Linha de alta tensão: Tribunal dá razão a queixas de população


O jornal Público de hoje noticia que o Tribunal Central Administrativo do Sul proibiu a REN (Rede Eléctrica Nacional) de utilizar a linha de muito alta tensão entre Fanhões e Trajouce. A decisão foi tomada na sequência de um recurso da presidente da Junta de Freguesia de Monte Abraão. A instalação desta linha de muito alta tensão tem provocado muitos protestos da população, por passar em zonas de grande densidade populacional, muito perto de prédios de habitação, com risco para a saúde e a qualidade de vida das populações. Está mesmo criado um Movimento Cívico pela passagem subterrânea das Linhas de Alta Tensão em zonas urbanas (MCSLAT). A REN e o Ministério da Economia já recorreram da decisão para o Supremo Tribunal Administrativo.
Segundo o jornal Público, o acórdão do tribunal, de 11 de Julho, refere que a subestação de Trajouce não é alimentada apenas por esta linha, mas por outras duas, também de 220kv, pelo que do seu eventual colapso não resultaria "qualquer violação dos direitos difusos ao ambiente e à saúde, mas apenas um incómodo" para as populações privadas de electricidade. O acórdão salienta ainda que "decorre do simples bom senso que não é indiferente ter a menos de 25 metros de prédios de habitação um simples candeeiro ou uma linha de muito alta tensão, não existindo evidências científicas da inocuidade da exposição a campos eléctricos".
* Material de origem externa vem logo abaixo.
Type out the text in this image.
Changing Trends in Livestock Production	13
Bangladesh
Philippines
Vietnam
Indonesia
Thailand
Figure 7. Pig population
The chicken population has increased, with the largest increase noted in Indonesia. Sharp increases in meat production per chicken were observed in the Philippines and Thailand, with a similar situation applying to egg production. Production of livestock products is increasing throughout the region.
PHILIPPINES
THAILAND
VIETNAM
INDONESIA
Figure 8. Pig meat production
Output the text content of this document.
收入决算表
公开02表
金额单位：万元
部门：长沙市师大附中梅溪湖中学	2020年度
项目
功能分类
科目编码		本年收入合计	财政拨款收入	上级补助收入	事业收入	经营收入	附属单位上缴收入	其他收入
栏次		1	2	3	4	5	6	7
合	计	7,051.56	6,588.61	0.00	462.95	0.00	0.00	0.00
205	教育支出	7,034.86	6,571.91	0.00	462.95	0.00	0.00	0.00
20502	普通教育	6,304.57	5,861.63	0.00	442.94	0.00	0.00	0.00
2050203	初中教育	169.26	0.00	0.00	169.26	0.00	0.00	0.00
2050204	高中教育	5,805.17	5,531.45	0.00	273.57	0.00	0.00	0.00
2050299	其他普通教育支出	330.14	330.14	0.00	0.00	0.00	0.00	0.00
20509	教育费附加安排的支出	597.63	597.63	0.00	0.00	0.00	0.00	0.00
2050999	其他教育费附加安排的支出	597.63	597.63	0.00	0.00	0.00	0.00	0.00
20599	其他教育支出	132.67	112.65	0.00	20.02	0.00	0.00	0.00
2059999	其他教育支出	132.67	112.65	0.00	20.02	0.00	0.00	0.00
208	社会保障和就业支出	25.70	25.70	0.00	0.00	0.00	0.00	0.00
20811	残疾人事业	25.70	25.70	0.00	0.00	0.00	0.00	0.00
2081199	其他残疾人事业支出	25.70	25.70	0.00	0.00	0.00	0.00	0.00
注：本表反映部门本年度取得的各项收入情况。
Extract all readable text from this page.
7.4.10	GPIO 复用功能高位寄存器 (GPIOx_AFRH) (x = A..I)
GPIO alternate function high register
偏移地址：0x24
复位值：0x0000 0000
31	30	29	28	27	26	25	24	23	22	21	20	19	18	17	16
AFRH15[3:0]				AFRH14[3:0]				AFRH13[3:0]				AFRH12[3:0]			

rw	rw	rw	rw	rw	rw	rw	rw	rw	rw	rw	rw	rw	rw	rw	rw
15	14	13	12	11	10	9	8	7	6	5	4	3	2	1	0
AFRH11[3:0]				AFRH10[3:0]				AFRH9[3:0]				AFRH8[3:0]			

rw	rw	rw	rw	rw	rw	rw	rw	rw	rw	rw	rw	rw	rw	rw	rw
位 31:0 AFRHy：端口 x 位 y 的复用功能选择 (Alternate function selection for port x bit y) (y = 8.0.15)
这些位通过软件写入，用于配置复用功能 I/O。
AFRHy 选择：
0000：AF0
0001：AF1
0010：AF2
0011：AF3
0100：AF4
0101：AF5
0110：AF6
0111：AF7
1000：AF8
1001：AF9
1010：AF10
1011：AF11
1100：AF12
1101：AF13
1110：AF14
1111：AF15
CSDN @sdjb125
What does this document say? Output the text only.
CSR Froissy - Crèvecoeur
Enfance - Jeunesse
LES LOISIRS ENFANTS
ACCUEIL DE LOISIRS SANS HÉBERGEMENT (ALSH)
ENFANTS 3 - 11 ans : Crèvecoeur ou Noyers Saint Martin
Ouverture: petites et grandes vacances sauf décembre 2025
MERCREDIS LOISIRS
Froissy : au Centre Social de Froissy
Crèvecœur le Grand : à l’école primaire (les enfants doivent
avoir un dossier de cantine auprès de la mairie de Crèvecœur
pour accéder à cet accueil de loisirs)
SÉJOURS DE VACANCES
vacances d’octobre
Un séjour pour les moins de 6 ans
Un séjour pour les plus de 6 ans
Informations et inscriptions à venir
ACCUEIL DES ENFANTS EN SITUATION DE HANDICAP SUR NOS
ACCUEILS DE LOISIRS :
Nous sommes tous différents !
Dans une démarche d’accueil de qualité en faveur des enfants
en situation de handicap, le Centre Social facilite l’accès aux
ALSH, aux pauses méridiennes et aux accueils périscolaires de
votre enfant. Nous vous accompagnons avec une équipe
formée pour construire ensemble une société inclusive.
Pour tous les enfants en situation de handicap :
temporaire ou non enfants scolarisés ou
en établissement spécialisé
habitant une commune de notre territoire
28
A presidente da Junta de Freguesia de Monte Abraão afirma que "só quem não tem as torres à porta é que goza com as queixas das pessoas" e critica a passividade da Câmara de Sintra que "deveria actuar e teria mais força do que as acções das juntas".
Segundo o jornal, a REN e o ministério da Economia já recorreram para o Supremo, considerando que a subestação de Trajouce serve 300 mil consumidores, que é essencial para a vida de meio milhão de pessoas dos concelhos de Cascais, Lisboa, Oeiras e Sintra e que em caso de colapso da rede seriam afectados quatro hospitais, instalações que alimentam a linha ferroviária de Cascais e a zona lisboeta de Belém, onde está instalada a Presidência da República.
A presidente da Junta espera que a população de Monte Abraão mereça tanta consideração "como a residência do Presidente da República".
Em Abril passado, a Assembleia Metropolitana de Lisboa aprovou por unanimidade uma moção, proposta pelo Bloco de Esquerda, que recomenda ao Governo e à Rede Eléctrica Nacional que sejam reapreciados os projectos de instalação de linhas Alta Tensão e Muito Alta Tensão, "afastando o seu traçado das zonas urbanas consolidadas e/ou aplicando soluções técnicas que sejam menos danosas para a população (garantindo a sua menor exposição às Radiações Electromagnéticas)".